No último final de semana decobri o melhor jogo de video game que já inventaram: Guitar Hero! Bem faísca atrasada né, porque o jogo surgiu em 2005. É que como não sou muito ligada em joysticks, sempre ouvi falar do jogo e tinha vontade de jogar, mas só agora tive a oportunidade de ser apresentada pessoalmente a ele.
O jogo é super legal, pois mesmo sem saber tocar uma nota, qualquer pessoa pode se sentir um herói da guitarra tocando Black Sabbath, Iron Maiden, Rolling Stones, Metallica, Queens of the Stone Age, SlipKnot e até Stevie Ray Vaughan . Perfeito para mim, que deixei o violão meio de lado ultimamente e nem sei tocar grande coisa.
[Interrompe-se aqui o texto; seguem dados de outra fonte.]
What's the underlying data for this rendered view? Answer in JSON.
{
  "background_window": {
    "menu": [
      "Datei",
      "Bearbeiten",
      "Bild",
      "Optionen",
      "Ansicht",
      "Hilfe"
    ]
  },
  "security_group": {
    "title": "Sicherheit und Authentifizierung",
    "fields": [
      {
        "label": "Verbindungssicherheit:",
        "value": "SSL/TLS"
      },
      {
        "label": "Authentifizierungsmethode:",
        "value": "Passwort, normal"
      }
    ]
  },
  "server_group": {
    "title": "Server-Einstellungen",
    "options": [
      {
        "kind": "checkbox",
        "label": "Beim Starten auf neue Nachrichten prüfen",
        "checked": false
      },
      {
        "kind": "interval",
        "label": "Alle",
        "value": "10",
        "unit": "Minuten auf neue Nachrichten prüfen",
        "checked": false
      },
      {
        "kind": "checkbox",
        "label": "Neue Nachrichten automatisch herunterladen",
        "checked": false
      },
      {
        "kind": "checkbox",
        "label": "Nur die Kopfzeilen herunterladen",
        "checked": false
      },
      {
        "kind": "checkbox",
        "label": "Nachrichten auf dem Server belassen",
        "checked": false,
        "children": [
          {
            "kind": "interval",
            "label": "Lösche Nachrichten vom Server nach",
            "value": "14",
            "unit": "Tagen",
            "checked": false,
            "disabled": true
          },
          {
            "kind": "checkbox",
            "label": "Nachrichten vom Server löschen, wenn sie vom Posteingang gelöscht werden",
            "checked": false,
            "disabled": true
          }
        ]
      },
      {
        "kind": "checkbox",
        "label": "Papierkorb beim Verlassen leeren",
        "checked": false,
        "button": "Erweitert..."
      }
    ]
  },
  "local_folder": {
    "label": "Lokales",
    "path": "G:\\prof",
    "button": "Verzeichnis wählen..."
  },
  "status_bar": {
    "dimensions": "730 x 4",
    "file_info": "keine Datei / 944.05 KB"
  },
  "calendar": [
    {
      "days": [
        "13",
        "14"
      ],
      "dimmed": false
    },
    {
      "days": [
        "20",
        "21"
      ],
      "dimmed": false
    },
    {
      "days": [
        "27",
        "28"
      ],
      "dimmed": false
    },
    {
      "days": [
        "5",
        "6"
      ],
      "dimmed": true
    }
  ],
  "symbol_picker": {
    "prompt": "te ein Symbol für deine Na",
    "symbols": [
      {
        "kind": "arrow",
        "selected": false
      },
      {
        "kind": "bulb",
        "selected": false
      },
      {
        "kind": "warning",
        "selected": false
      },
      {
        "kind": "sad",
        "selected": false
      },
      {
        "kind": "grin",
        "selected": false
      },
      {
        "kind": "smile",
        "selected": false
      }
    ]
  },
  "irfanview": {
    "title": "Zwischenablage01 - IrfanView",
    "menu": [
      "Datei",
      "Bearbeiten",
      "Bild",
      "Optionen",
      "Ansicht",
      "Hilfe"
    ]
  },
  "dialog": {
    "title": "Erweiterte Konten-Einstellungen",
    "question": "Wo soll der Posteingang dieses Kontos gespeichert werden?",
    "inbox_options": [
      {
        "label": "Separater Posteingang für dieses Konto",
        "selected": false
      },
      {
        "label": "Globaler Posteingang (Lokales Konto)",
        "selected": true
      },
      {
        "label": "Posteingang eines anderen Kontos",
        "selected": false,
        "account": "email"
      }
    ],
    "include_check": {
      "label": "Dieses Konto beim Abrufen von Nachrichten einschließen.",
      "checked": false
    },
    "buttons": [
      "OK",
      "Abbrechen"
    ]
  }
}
Além disso, o Guitar Hero realiza o sonho, ainda que virtualmente, de todo o apreciador de rock: o de ter uma banda. Assim, a banda virtual do jogo vai evoluindo de acordo com a tua performance ao tocar as músicas. Começa com pequenos shows, depois é possível tocar em grandes locais, fazer vídeo clipe e vencer duelos de guitarra contra Tom Morello (Raige Against The Machine e Audioslave) e Slash (Guns n' Roses). Para tocar, ou melhor, jogar pode-se usar a forma convencional com ocontrole ou com uma guitarra especial para o jogo.
Gostei muito do jogo e das músicas, mas confesso que senti falta de pelo menos uma dos Beatles... Eis que fico sabendo essa semana que acaba de surgir um jogo só com músicas dos Beatles! Andava correndo uns boatos por aí sobre isso, mas na última terça-feira Paul McCartney e Ringo Star participaram da apresentação do jogo em uma feira de video game de Los Angeles. O Rock Band: The Beatles, criado pelo concorrente do Guitar Hero, vai fazer um apanhado da história dos garotos de Liverpool, passando por todas as fases de sua carreira. Desde os primeiros shows no Cavern Club até o último, no terraço do prédio de sua gravadora, onde tocaram Get Back. O jogo tem o lançamento previsto para setembro deste ano.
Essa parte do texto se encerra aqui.